After spending a year with the condition, Birkisa Aba Nega received a
successful fistula repair surgery. © Jimma University Medical Centre

This misfortune is often compounded. Women who develop obstetric fistula typically also deliver a stillborn baby. And the stigma of chronic incontinence can cause women to be isolated, even shunned.

Shamed, shunned

Obstetric fistula affects the most vulnerable, marginalized women – those without access to quality obstetric care. Ms. Aba Nega was one of those women. She never received antenatal services, and she delivered at home, without skilled care, for her first four pregnancies.  

During her last pregnancy, she was in labour for a day and a night before an ambulance was summoned. She was taken to a health centre then transferred to a hospital, but it was too late. She lost the baby.

By the time she had returned home, she began to show signs of developing an obstetric fistula. As the condition worsened, Ms. Aba Nega’s husband began to avoid her.

She stayed home, isolated from her community, for more than a year.


Surgical teams have been trained through with UNFPA support.
Emergency Caesarean sections can treat obstructed labour
and prevent obstetric fistula. © UNFPA Ethiopia

These circumstances are all too common. According to a 2016 national survey,  only 62 per cent of women in Ethiopia receive antenatal care, and only 28 per cent of births are attended by a skilled health provider at a health facility. A 2013 study by USAID estimated that 36,000 to 39,000 women in Ethiopia are living with obstetric fistula, and that 3,300 to 3,750 new cases occur every year.

Three years ago, the Government of Ethiopia launched a campaign to eliminate obstetric fistula by 2020. UNFPA is supporting this effort by helping to identify fistula survivors and supporting surgical repairs at hospitals in Assela, Gondar and Jimma.

UNFPA’s contribution includes training mid-level health professionals and community health workers on the prevention and diagnosis of fistula, and supplying equipment to facilitate prevention and repair efforts.

Progress in ending obstetric fistula

In the year after she developed the fistula, Ms. Aba Nega’s husband consulted many traditional healers, to no avail. Finally, he took her to a local health centre, which referred her to Jimma University Medical Centre.
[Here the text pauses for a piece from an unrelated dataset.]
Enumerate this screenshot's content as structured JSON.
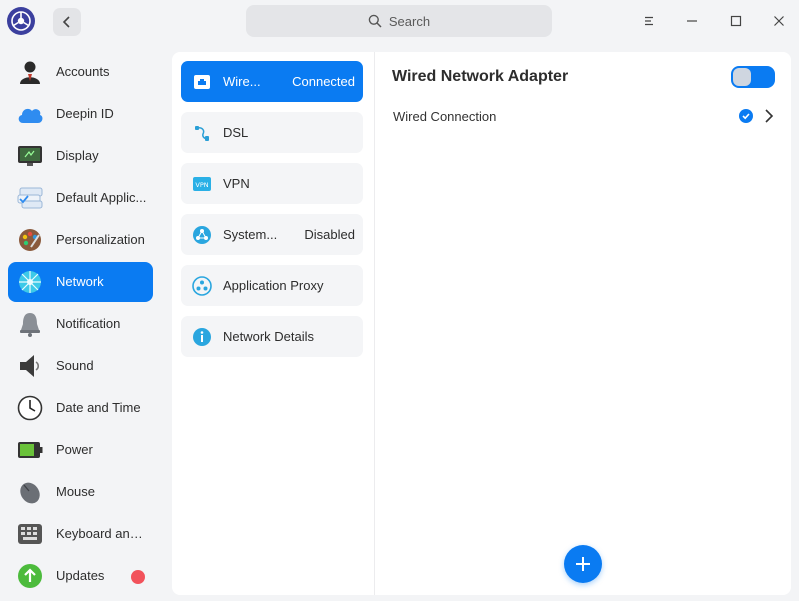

At Jimma University, training in obstetric fistula care has been integrated into the teaching programme. Mid-level health professionals also learn to address fistula – and related conditions, such as uterine prolapse – through an in-service training programme.

Slowly, progress is being made.

Local-level health workers now identify fistula survivors and refer them to UNFPA-supported fistula repair centres.

In addition, Healing Hands of Joy, a partner in the UNFPA-led Campaign to End Fistula, is training survivors like Ms. Aba Nega to raise awareness of fistula prevention and treatment in their communities.

These efforts are paying off. More and more fistula patients are seeking help.

As for Ms. Aba Nega, she has received a surgical repair and is looking forward to helping other women do the same.

“I am very happy,” she said. “I will go back home to my husband and child. I will also inform those living with this problem in our locality to go and get treatment, like me.”